With so many people displaced and killed during the civil war and its aftermath or dying from AIDS and malaria, one of Uganda’s biggest challenges is supporting their extremely young population. With almost half of its people under the age of 15 years, Uganda has one of the world’s youngest populations that is quickly growing due to a high fertility rate estimated at 5.7 children per woman (2015).

POVERTY, Women’s inequality & hiv/aids

Uganda is ranked the 19th poorest in the world, with an average annual income per person of $1,836. By comparison, the USA is the 9th richest country in the world with an average annual income per person of $57,045. The poorest country, in the world has an average income of just over $600.

Despite a wealth of natural resources like copper, gold, oil and other minerals, Uganda still has a slowly developing economy and the massive dilemna of extreme poverty found in the rural areas, such as our town of Gulu.

In 2012, the World Bank reported that 37.8% of the population lived on less than $1.25 a day, a far cry from the $1,836 the average person earns each year in Uganda.

The International Fund for Agricultural Development (IFAD) said the following:

The absolute number of poor people [in Uganda] has increased due to population growth. And poverty remains firmly entrenched in rural areas, which are home to 87 per cent of Ugandans. About 30 per cent of all rural people – some 10 million men, women and children – still live below the national rural poverty line.

Uganda’s poorest people include hundreds of thousands of subsistence farmers living in remote areas scattered throughout the country. Remoteness makes people poor inasmuch as it prevents them from benefiting from Uganda’s steady economic growth and dynamic modernization.
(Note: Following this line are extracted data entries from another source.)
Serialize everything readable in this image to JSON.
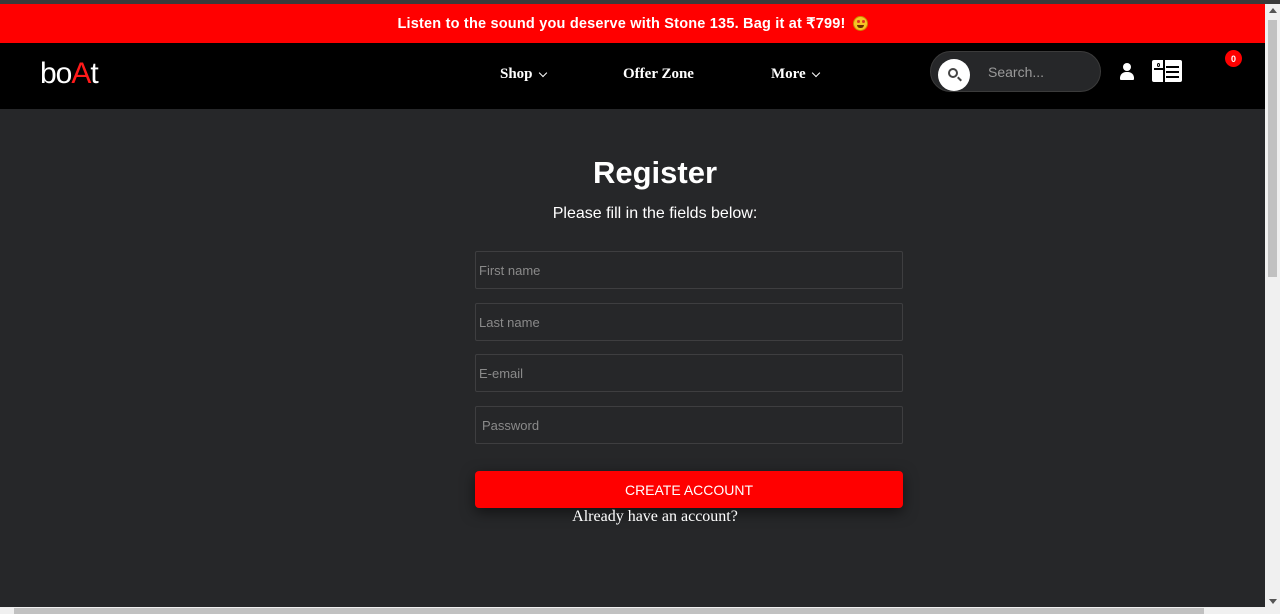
{
  "announcement": {
    "text": "Listen to the sound you deserve with Stone 135. Bag it at ₹799!",
    "emoji": "star-struck-emoji"
  },
  "navbar": {
    "logo": {
      "prefix": "bo",
      "accent": "A",
      "suffix": "t"
    },
    "items": [
      {
        "label": "Shop",
        "has_dropdown": true
      },
      {
        "label": "Offer Zone",
        "has_dropdown": false
      },
      {
        "label": "More",
        "has_dropdown": true
      }
    ],
    "search": {
      "placeholder": "Search..."
    },
    "cart_count": "0"
  },
  "form": {
    "title": "Register",
    "subtitle": "Please fill in the fields below:",
    "fields": [
      {
        "placeholder": "First name"
      },
      {
        "placeholder": "Last name"
      },
      {
        "placeholder": "E-email"
      },
      {
        "placeholder": "Password"
      }
    ],
    "submit_label": "CREATE ACCOUNT",
    "login_link": "Already have an account?"
  },
  "colors": {
    "accent": "#ff0000",
    "background": "#262729",
    "navbar": "#000000"
  }
}
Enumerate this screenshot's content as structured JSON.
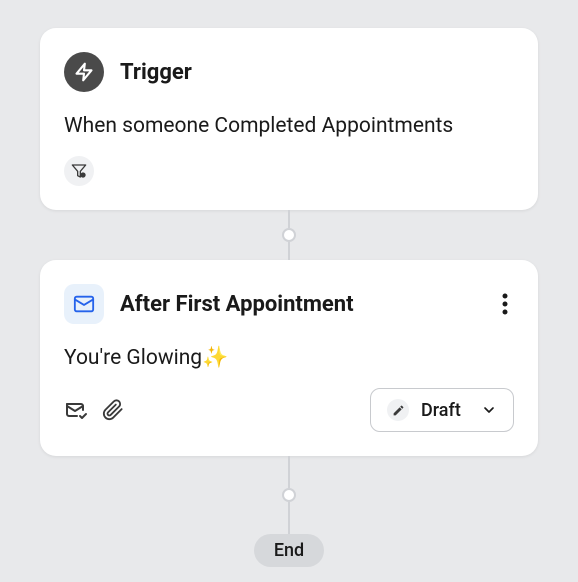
{
  "trigger": {
    "title": "Trigger",
    "description": "When someone Completed Appointments"
  },
  "action": {
    "title": "After First Appointment",
    "body": "You're Glowing✨",
    "status": "Draft"
  },
  "end": {
    "label": "End"
  }
}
In remote rural areas, smallholder farmers do not have access to the vehicles and roads they need to transport their produce, and market linkages are weak or nonexistent.

These farmers lack inputs and technology to help them increase their production and reduce pests and disease. They also lack access to financial services, which would enable them to boost their incomes – both by improving and expanding their production, and by establishing small enterprises.”
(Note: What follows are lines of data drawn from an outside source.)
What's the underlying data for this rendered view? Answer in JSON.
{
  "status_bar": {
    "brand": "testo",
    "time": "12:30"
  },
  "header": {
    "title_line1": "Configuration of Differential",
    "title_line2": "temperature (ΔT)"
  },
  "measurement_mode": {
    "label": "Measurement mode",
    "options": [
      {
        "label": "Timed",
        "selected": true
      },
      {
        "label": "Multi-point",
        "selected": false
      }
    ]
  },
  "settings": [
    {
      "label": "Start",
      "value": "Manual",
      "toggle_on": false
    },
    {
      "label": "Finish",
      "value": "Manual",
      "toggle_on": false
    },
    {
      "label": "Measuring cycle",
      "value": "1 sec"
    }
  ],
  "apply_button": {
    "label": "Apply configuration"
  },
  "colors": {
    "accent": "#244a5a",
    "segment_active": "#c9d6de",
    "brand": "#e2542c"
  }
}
The World Bank said this of Uganda’s rural population of women:

90% of all rural women work in the agricultural sector. In addition to agricultural work, rural women are responsible for the caretaking of their families. The average Ugandan woman spends 9 hours a day on domestic tasks, such as preparing food and clothing, fetching water and firewood, and caring for the elderly, the sick as well as orphans. As such, women on average work longer hours than men, between 12 and 18 hours per day, with a mean of 15 hours, as compared to men, who work between 8 and 10 hours a day.”

AVERT, an organization increasing awareness of HIV and AIDS, also spoke of the plight of the women of rural Uganda:

To supplement their income, rural women may engage in small-scale entrepreneurial activities such as rearing and selling local breeds of animals. Nonetheless, because of their heavy workload, they have little time for these income-generating activities. The poor cannot support their children at school and in most cases, girls drop out of school to help out in domestic work or to get married. Other girls engage in sex work. As a result, young women tend to have older and more sexually experienced partners and this puts women at a disproportionate risk of getting affected by HIV, accounting for about 57% of all adults living with HIV.”